Pemerintah berkomitmen Anggaran Pendapatan dan Belanja Negara (APBN) 2019 adalah APBN yang bisa menjaga ekonomi dan sosial masyarakat di dalam menghadapi ketidakpastian global yang makin meningkat karena adanya berbagai macam tantangan seperti gejolak mata uang, terjadinya perang dagang, dan berbagai situasi yang sekarang makin dinamis.
“Sehingga APBN harus didesain menjadi instrumen fiskal yang sehat, yang kredibel, dan prioritasnya makin tinggi,” kata Menteri Keuangan (Menkeu) Sri Mulyani Indrawati kepada wartawan usai Sidang Kabinet Paripurna, di Istana Kepresidenan Bogor, Rabu (18/7) sore.
Untuk menerjemahkan hal itu, menurut Menkeu, pemerintah membuat desain APBN dengan defisit yang dirancang di bawah 2 persen. Namun cukup untuk tetap menstimulasi ekonomi dan menjaga masyarakat, terutama kelompok yang paling rawan.
Juga, lanjut Menkeu, untuk mengurangi peran rebalance yang negatif, yang selama ini dianggap bahwa pemerintah harus menjaga policy utangnya secara hati-hati.
Ditambahkan Menkeu, dalam pembahasan di DPR, baik di Paripurna maupun di Badan Anggaran sudah menunjukkan bahwa tren pengelolaan utang menurun secara sangat konsisten dan nyata, dan pemerintah akan meneruskan tren itu di 2019.
“Nanti jumlah defisit dalam rebalance tentu akan disampaikan Presiden pada saat Nota Keuangan,” ungkap Sri Mulyani seraya menyebutkan, Nota Keuangan akan disampaikan oleh Presiden pada bulan Agustus.
Presiden, lanjut Menkeu Sri Mulyani Indrawati, sudah beberapa sidang terakhir dan hari ini dipastikan bersama Bappenas melakukan exercises untuk menajamkan belanja barang. Ia menyebutkan, ada sekitar Rp 34,1 triliun dari pagu indikatif awal kementerian/lembaga yang dilakukan pendisiplinan, yaitu mengurangi belanja barang.
“Presiden meminta supaya Rp 34,1 triliun itu direalokasikan untuk belanja-belanja yang lebih prioritas,” kata Menkeu.
Dana Rp 34,1 triliun itu, menurut Menkeu, akan direalokasikan untuk sarana prasarana dari berbagai sekolah yang selama ini masih banyak yang rusak atau rusak sedang dan parah.

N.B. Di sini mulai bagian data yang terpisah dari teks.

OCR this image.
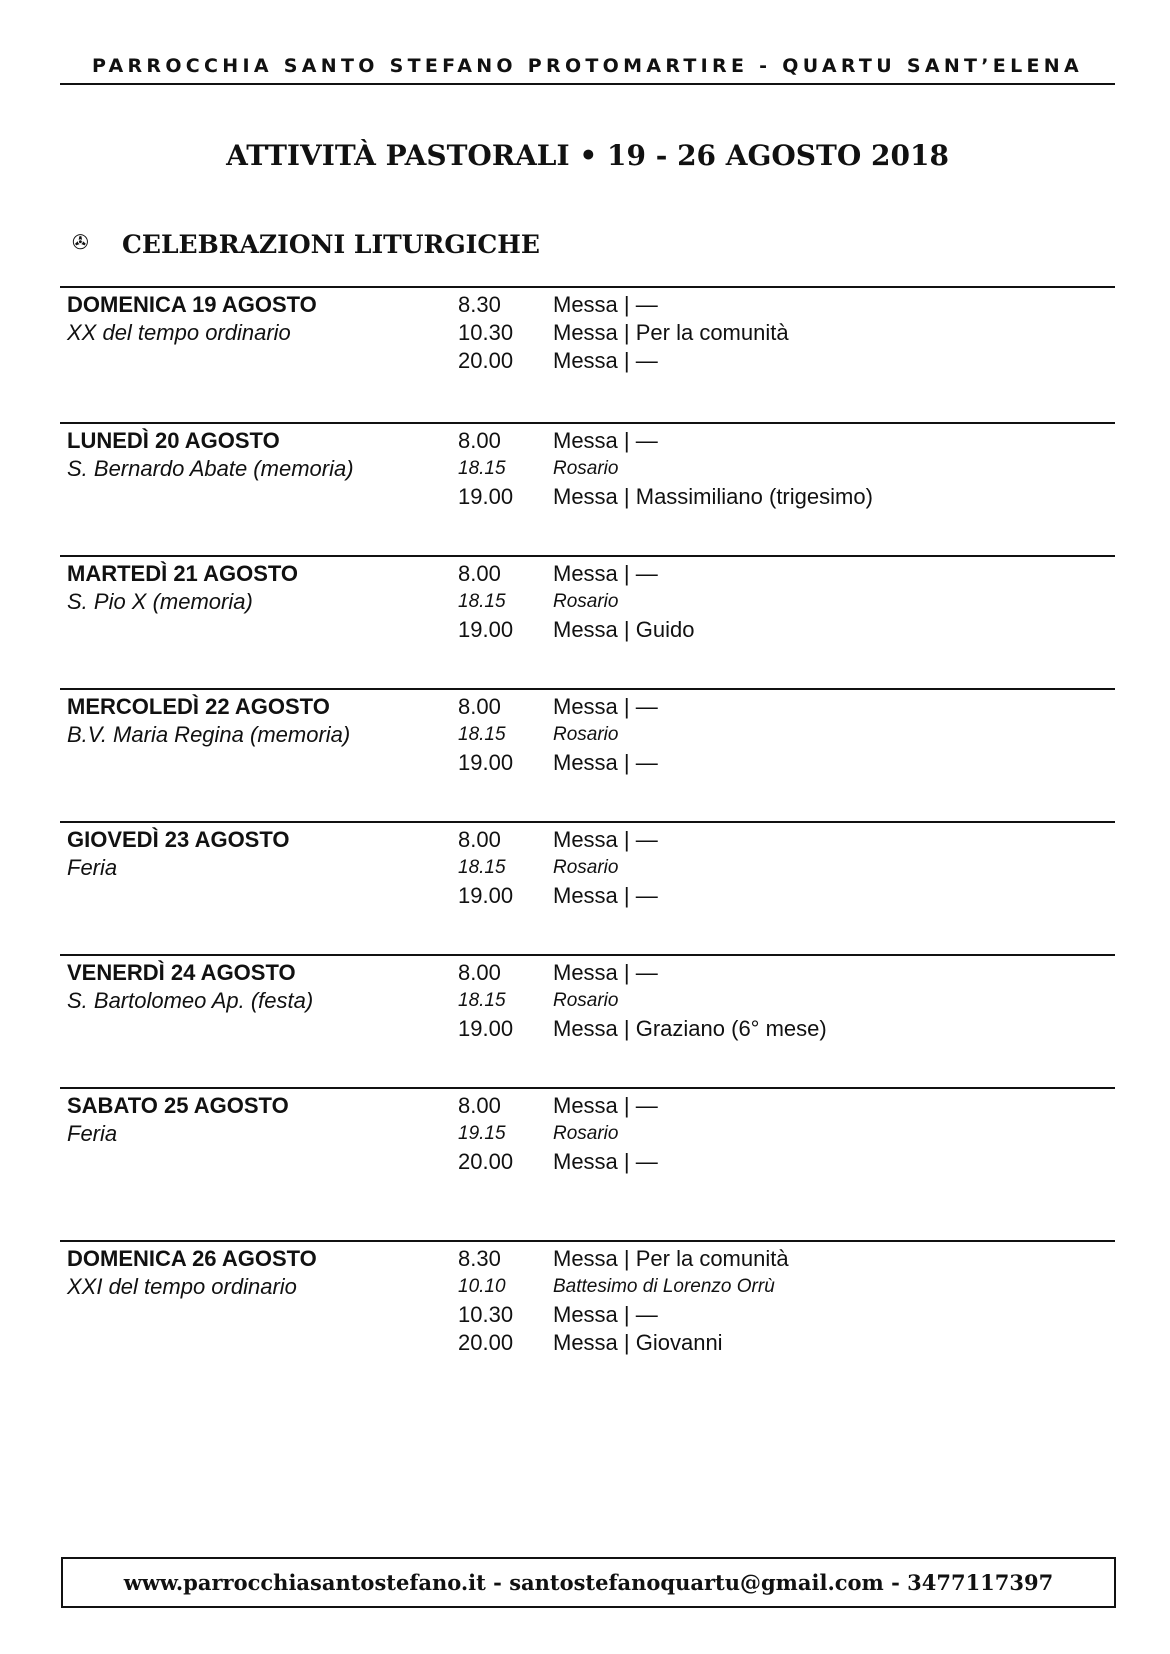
PARROCCHIA SANTO STEFANO PROTOMARTIRE - QUARTU SANT’ELENA
ATTIVITÀ PASTORALI • 19 - 26 AGOSTO 2018
✇ CELEBRAZIONI LITURGICHE
DOMENICA 19 AGOSTO
XX del tempo ordinario
8.30	Messa | —
10.30	Messa | Per la comunità
20.00	Messa | —
LUNEDÌ 20 AGOSTO
S. Bernardo Abate (memoria)
8.00	Messa | —
18.15	Rosario
19.00	Messa | Massimiliano (trigesimo)
MARTEDÌ 21 AGOSTO
S. Pio X (memoria)
8.00	Messa | —
18.15	Rosario
19.00	Messa | Guido
MERCOLEDÌ 22 AGOSTO
B.V. Maria Regina (memoria)
8.00	Messa | —
18.15	Rosario
19.00	Messa | —
GIOVEDÌ 23 AGOSTO
Feria
8.00	Messa | —
18.15	Rosario
19.00	Messa | —
VENERDÌ 24 AGOSTO
S. Bartolomeo Ap. (festa)
8.00	Messa | —
18.15	Rosario
19.00	Messa | Graziano (6° mese)
SABATO 25 AGOSTO
Feria
8.00	Messa | —
19.15	Rosario
20.00	Messa | —
DOMENICA 26 AGOSTO
XXI del tempo ordinario
8.30	Messa | Per la comunità
10.10	Battesimo di Lorenzo Orrù
10.30	Messa | —
20.00	Messa | Giovanni
www.parrocchiasantostefano.it - santostefanoquartu@gmail.com - 3477117397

“Namun nanti di dalam hal implementasinya akan dilaksanakan oleh Menteri PUPR yang memiliki kapasitas teknis dan implementasi yang baik. Itu termasuk koordinasi dengan berbagai belanja untuk pembangunan sekolah-sekolah dan kelas-kelas yang rusak itu, baik di Mendikbud maupun di tempatnya Menteri Agama dan yang selama ini dilakukan di daerah melalui DAK (Dana Alokasi Khusus) fisik,” terang Menkeu.
Menurut Menkeu, DAK fisik tahun yang jumlahnya Rp 58 triliun ini, eksekusinya masih sangat rendah, hanya sekitar di bawah Rp 8 triliun. Sementara pemerintah berharap bahwa kalau anggaran sudah dialokasikan bisa dilaksanakan.
Oleh karena itu, lanjut Menkeu, Presiden menginstruksikan kepada Menteri PUPR untuk bisa menjalankan berbagai program yang sifatnya pembangunan fisik meskipun itu adalah anggaran pendidikan.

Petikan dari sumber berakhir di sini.